Итоговый вывод звучал, как удар кувалдой. «Читая “Тарусские страницы”, испытываешь ощущение неполноценности бытия, духовной ущербности персонажей. В целом этот сборник может быть дурным советчиком нашей молодёжи». Все, кто над ним работал, не проявили должной ответственности и требовательности к авторам. Тут можно добавить – и не пытались проявлять.

«Забвение принципов партийности в литературе, безыдейность, эстетски объективистский взгляд на жизнь, натуралистическое копирование отрицательных явлений действительности могут заслужить лишь справедливое осуждение со стороны нашей общественности»4. Здесь, в последнем абзаце статьи «Во имя чего и для кого?», обозначен ключевой подход, которым руководствовались критики. Принцип партийности предполагает поиск идей и тем, изображение сюжетов и характеров, которые раскрывали бы задачи, идеалы и цели, за которые боролась победившая в стране партия. Тарусская редколлегия стремилась под благодушным девизом Паустовского «дать дорогу молодым» обойти систему литературного контроля, и этот манёвр почувствовали авторы областной газеты, упиравшие на партийность. Но составители попали в другую ловушку: авторская свобода не гарантировала художественного качества, а критериев отбора, общего идейного стержня редколлегия для себя не определила.

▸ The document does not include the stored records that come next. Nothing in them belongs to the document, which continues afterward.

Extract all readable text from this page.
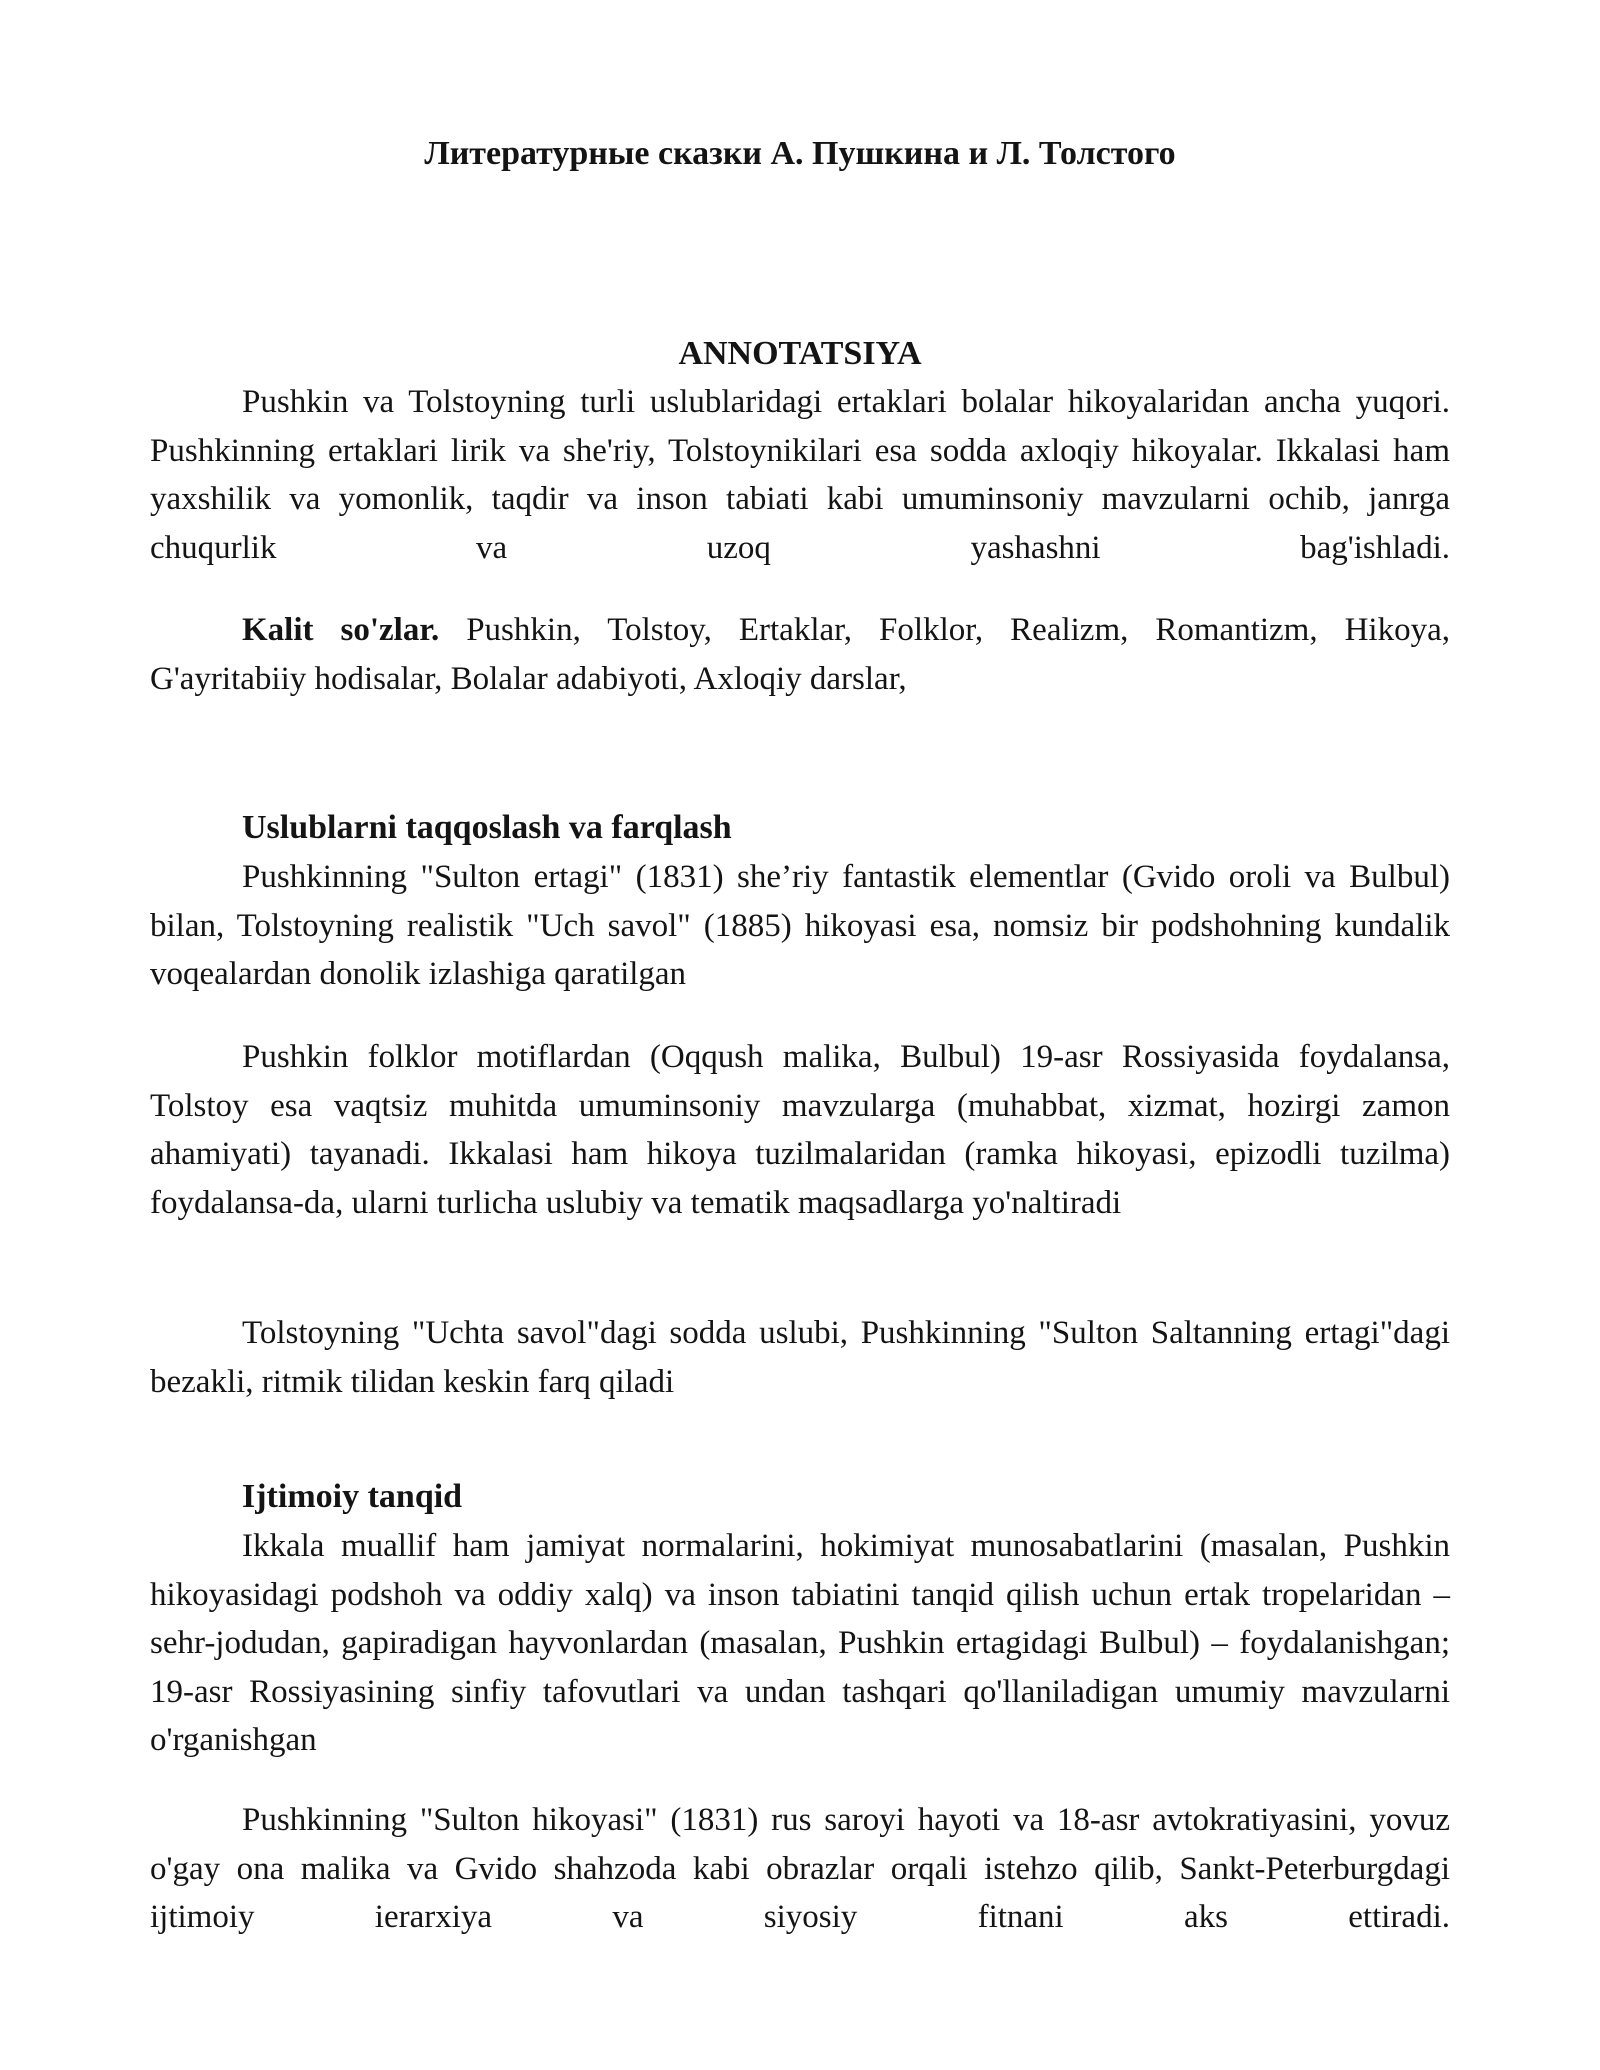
Литературные сказки А. Пушкина и Л. Толстого
ANNOTATSIYA

Pushkin va Tolstoyning turli uslublaridagi ertaklari bolalar hikoyalaridan ancha yuqori. Pushkinning ertaklari lirik va she'riy, Tolstoynikilari esa sodda axloqiy hikoyalar. Ikkalasi ham yaxshilik va yomonlik, taqdir va inson tabiati kabi umuminsoniy mavzularni ochib, janrga chuqurlik va uzoq yashashni bag'ishladi.

Kalit so'zlar. Pushkin, Tolstoy, Ertaklar, Folklor, Realizm, Romantizm, Hikoya, G'ayritabiiy hodisalar, Bolalar adabiyoti, Axloqiy darslar,

Uslublarni taqqoslash va farqlash

Pushkinning "Sulton ertagi" (1831) she’riy fantastik elementlar (Gvido oroli va Bulbul) bilan, Tolstoyning realistik "Uch savol" (1885) hikoyasi esa, nomsiz bir podshohning kundalik voqealardan donolik izlashiga qaratilgan

Pushkin folklor motiflardan (Oqqush malika, Bulbul) 19-asr Rossiyasida foydalansa, Tolstoy esa vaqtsiz muhitda umuminsoniy mavzularga (muhabbat, xizmat, hozirgi zamon ahamiyati) tayanadi. Ikkalasi ham hikoya tuzilmalaridan (ramka hikoyasi, epizodli tuzilma) foydalansa-da, ularni turlicha uslubiy va tematik maqsadlarga yo'naltiradi

Tolstoyning "Uchta savol"dagi sodda uslubi, Pushkinning "Sulton Saltanning ertagi"dagi bezakli, ritmik tilidan keskin farq qiladi

Ijtimoiy tanqid

Ikkala muallif ham jamiyat normalarini, hokimiyat munosabatlarini (masalan, Pushkin hikoyasidagi podshoh va oddiy xalq) va inson tabiatini tanqid qilish uchun ertak tropelaridan – sehr-jodudan, gapiradigan hayvonlardan (masalan, Pushkin ertagidagi Bulbul) – foydalanishgan; 19-asr Rossiyasining sinfiy tafovutlari va undan tashqari qo'llaniladigan umumiy mavzularni o'rganishgan

Pushkinning "Sulton hikoyasi" (1831) rus saroyi hayoti va 18-asr avtokratiyasini, yovuz o'gay ona malika va Gvido shahzoda kabi obrazlar orqali istehzo qilib, Sankt-Peterburgdagi ijtimoiy ierarxiya va siyosiy fitnani aks ettiradi.
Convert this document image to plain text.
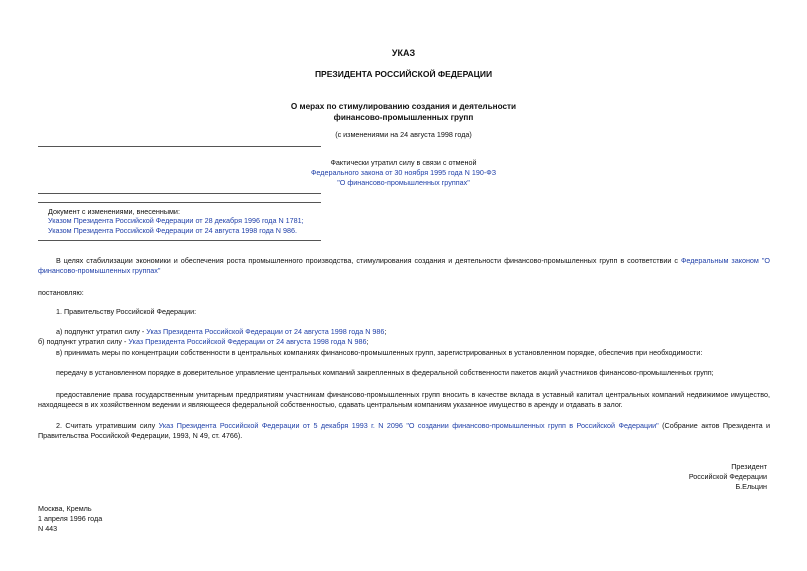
УКАЗ
ПРЕЗИДЕНТА РОССИЙСКОЙ ФЕДЕРАЦИИ
О мерах по стимулированию создания и деятельности
финансово-промышленных групп
(с изменениями на 24 августа 1998 года)
Фактически утратил силу в связи с отменой
Федерального закона от 30 ноября 1995 года N 190-ФЗ
"О финансово-промышленных группах"
Документ с изменениями, внесенными:
Указом Президента Российской Федерации от 28 декабря 1996 года N 1781;
Указом Президента Российской Федерации от 24 августа 1998 года N 986.
В целях стабилизации экономики и обеспечения роста промышленного производства, стимулирования создания и деятельности финансово-промышленных групп в соответствии с Федеральным законом "О финансово-промышленных группах"
постановляю:
1. Правительству Российской Федерации:
а) подпункт утратил силу - Указ Президента Российской Федерации от 24 августа 1998 года N 986;
б) подпункт утратил силу - Указ Президента Российской Федерации от 24 августа 1998 года N 986;
в) принимать меры по концентрации собственности в центральных компаниях финансово-промышленных групп, зарегистрированных в установленном порядке, обеспечив при необходимости:
передачу в установленном порядке в доверительное управление центральных компаний закрепленных в федеральной собственности пакетов акций участников финансово-промышленных групп;
предоставление права государственным унитарным предприятиям участникам финансово-промышленных групп вносить в качестве вклада в уставный капитал центральных компаний недвижимое имущество, находящееся в их хозяйственном ведении и являющееся федеральной собственностью, сдавать центральным компаниям указанное имущество в аренду и отдавать в залог.
2. Считать утратившим силу Указ Президента Российской Федерации от 5 декабря 1993 г. N 2096 "О создании финансово-промышленных групп в Российской Федерации" (Собрание актов Президента и Правительства Российской Федерации, 1993, N 49, ст. 4766).
Президент
Российской Федерации
Б.Ельцин
Москва, Кремль
1 апреля 1996 года
N 443
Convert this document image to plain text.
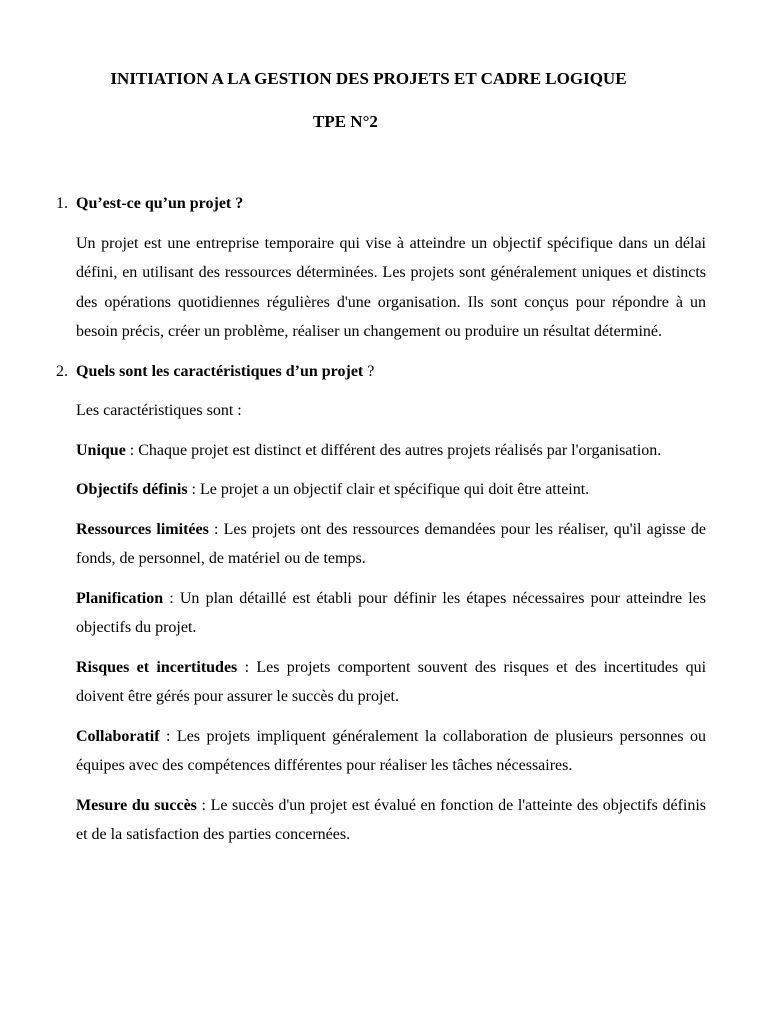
INITIATION A LA GESTION DES PROJETS ET CADRE LOGIQUE
TPE N°2

1. Qu’est-ce qu’un projet ?

Un projet est une entreprise temporaire qui vise à atteindre un objectif spécifique dans un délai défini, en utilisant des ressources déterminées. Les projets sont généralement uniques et distincts des opérations quotidiennes régulières d'une organisation. Ils sont conçus pour répondre à un besoin précis, créer un problème, réaliser un changement ou produire un résultat déterminé.

2. Quels sont les caractéristiques d’un projet ?

Les caractéristiques sont :

Unique : Chaque projet est distinct et différent des autres projets réalisés par l'organisation.

Objectifs définis : Le projet a un objectif clair et spécifique qui doit être atteint.

Ressources limitées : Les projets ont des ressources demandées pour les réaliser, qu'il agisse de fonds, de personnel, de matériel ou de temps.

Planification : Un plan détaillé est établi pour définir les étapes nécessaires pour atteindre les objectifs du projet.

Risques et incertitudes : Les projets comportent souvent des risques et des incertitudes qui doivent être gérés pour assurer le succès du projet.

Collaboratif : Les projets impliquent généralement la collaboration de plusieurs personnes ou équipes avec des compétences différentes pour réaliser les tâches nécessaires.

Mesure du succès : Le succès d'un projet est évalué en fonction de l'atteinte des objectifs définis et de la satisfaction des parties concernées.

Два почтенных мужа, честь и украшение Тарусы, соседи Оттен и Балтер не обзывали друг друга в лицо гусаками, не подпиливали друг у друга столбы хлева и не жаловались в суд. И к статье в «Литературке», о которой пойдёт речь дальше, Балтер не имел никакого отношения, хотя Оттен был убеждён, что тут без него не обошлось. В письме Александру Гладкову, 1962 год, без даты, он жаловался: «А в “Литгазете” Балтер сосватал своего дружка Осетрова, и как уж ему на этом не свести со мной счёты?»5 Составитель альманаха и тут смотрел узко, зацикливая внимание на себе. Всё было сложней.

 

1 Кучеровский Н., Карпов Н. Во имя чего и для кого? // Знамя: Орган калужского областного и городского комитетов КПСС, областного и городского Советов депутатов трудящихся. 1961. №299, 23 декабря. С. 3.

2 Там же. С. 4.

3 Там же.

4 Там же.

5 РГАЛИ. Ф. 634 (Редакция «Литературной газеты»). Оп. 5. Д. 54. Л. 15.